Siempre supe que el rey era un títere, un ser pánfilo y cobarde que rehúye la lucha, que se parapeta gracias a su mando establecido por un extraño convenio universal y por la aceptación tácita, sumisa, de sus vasallos. El rey es un impostor incapaz de matar cara a cara: sólo lo hace a traición, sorprendiendo por los flancos desarmados. Ahora, ese conocimiento me escocía como sal en una herida profunda; me indignaba, me enojaba. No tuve ninguna necesidad de desenmascarar a quien ya estaba desenmascarado; sí la tuve de intervenir, de despreciarle, de humillarle.
Y, sin embargo, bien pensado, tampoco fue ese el detonante -en sí mismo- de mi huida. Sí lo fue un hecho extraordinario e imprevisto por mí.
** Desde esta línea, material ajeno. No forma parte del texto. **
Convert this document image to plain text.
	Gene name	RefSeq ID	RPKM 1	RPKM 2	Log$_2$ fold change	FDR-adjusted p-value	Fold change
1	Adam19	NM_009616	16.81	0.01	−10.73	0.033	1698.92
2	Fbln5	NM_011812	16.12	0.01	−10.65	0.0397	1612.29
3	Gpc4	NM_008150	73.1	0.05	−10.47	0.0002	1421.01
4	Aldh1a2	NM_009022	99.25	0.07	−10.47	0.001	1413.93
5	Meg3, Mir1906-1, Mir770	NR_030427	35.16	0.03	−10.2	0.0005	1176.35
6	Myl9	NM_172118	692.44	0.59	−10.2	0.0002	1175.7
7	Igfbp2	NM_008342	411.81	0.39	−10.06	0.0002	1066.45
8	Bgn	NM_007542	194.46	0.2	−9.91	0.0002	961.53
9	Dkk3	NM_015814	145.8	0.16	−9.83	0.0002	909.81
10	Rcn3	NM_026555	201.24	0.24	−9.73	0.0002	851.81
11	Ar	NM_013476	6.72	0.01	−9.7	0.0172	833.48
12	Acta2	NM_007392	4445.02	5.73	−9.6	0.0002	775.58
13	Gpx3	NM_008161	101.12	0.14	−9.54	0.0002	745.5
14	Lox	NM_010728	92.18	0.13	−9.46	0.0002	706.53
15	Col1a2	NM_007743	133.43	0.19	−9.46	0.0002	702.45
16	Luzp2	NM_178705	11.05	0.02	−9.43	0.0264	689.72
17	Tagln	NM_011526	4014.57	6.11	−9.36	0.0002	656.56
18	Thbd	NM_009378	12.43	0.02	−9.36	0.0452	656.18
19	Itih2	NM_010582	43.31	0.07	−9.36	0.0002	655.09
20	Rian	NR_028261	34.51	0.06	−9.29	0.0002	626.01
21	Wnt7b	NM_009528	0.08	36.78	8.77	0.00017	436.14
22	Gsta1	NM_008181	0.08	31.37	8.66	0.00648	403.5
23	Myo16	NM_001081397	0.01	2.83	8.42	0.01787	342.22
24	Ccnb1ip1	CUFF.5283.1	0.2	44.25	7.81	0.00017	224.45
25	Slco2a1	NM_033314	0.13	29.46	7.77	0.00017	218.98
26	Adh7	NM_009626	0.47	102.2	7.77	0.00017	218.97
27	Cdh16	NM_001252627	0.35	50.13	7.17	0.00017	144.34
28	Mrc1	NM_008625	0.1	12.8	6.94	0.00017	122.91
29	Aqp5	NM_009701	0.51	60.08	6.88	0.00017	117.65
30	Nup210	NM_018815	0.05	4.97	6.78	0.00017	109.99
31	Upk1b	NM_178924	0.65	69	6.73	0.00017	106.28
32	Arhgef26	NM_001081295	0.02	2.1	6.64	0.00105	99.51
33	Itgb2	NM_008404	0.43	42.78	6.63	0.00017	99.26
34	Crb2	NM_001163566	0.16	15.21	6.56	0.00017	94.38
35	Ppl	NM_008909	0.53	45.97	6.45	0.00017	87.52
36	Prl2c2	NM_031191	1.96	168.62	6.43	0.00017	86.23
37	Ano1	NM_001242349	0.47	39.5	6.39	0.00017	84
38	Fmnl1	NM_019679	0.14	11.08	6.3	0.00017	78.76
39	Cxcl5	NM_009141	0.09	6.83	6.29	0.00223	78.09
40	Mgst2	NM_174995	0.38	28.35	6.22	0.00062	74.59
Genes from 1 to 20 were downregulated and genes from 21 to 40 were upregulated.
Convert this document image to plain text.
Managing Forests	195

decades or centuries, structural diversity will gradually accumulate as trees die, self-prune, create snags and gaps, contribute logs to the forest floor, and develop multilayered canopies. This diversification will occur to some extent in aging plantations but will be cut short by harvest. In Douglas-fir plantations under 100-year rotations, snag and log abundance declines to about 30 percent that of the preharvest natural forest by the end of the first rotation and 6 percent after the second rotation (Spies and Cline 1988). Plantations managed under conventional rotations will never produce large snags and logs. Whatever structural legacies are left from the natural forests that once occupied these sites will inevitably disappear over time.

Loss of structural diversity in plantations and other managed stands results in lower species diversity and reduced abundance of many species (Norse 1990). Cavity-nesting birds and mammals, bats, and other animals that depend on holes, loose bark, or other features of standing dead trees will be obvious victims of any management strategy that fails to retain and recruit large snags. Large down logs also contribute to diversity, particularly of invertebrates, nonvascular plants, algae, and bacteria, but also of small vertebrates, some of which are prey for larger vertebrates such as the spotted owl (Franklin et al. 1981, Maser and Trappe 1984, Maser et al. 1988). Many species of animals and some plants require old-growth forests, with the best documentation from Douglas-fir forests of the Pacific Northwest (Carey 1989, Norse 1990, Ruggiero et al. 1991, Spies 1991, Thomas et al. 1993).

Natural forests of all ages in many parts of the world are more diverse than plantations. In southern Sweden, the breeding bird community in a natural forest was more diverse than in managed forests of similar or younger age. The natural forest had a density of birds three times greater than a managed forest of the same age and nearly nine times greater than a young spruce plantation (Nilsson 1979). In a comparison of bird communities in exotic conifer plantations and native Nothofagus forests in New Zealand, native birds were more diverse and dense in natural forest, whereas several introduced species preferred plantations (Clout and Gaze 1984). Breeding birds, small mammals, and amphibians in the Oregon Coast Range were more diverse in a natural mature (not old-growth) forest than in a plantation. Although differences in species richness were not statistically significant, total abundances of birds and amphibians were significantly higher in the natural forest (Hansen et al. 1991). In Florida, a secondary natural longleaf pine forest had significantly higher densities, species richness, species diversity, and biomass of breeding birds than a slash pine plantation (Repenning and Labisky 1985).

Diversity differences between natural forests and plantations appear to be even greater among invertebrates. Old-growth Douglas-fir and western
A los pocos meses de correrse el rumor de mi disparatada tenacidad, y de comprobarse en múltiples partidas su veracidad, buena parte de mis rivales al ver a sus reinas hostigadas sin descanso empezaron a modificar sus estrategias y a defenderlas casi compulsivamente. Esto produjo un cambio notable (aunque carente por completo de ningún interés relevante) en el juego. Paulatinamente, los reyes dejaron de importar. Los tableros se llenaron de piezas agrupadas en torno a las reinas dejando a los reyes indefensos, arrinconados, olvidados en su efímero trono. Algunos, por un raro prurito de ortodoxia, los parapetaban tras la tutela de alguna torre aún fiel, emparedados, inmóviles, inútiles. Fue como reconocer explícitamente quién ostentaba la auténtica potestad soslayada durante siglos por un alfeñique coronado cuya única función servible era morir.
No intervine -ni aun hoy lo hago- en las polémicas cruzadas que se aventaron. Los argumentos que unos y otros armaban a favor o en contra de mi locura, de mi audacia, de la neonata necesidad de revisar las reglas del juego, de reformarlas o de mantenerlas y expulsar del juego a todos los rebeldes, a los herejes, no me aportaron nada: mi desprecio había llegado a su ápice culminante. Me adujé en un silencio abstracto, inextricable.
Me consta, no obstante (mi mutismo no conlleva imperiosamente la ausencia de información actualizada), que en algunos torneos han adoptado una solución salomónica: las mujeres intercambian características y ubicación entre reyes y reinas cediendo a estas los atributos de aquel. En el resto, las normas mantienen su rigidez. Alguien, hace ya algún de tiempo desde que se estableciese aquella primera fórmula expuesta, me sondeó sobre ello. <<No han entendido nada>>, respondí. Tanto mi hermetismo como mi enigmática respuesta fueron interpretadas de muy diferentes maneras por la prensa y por la sociedad: tampoco habían entendido nada.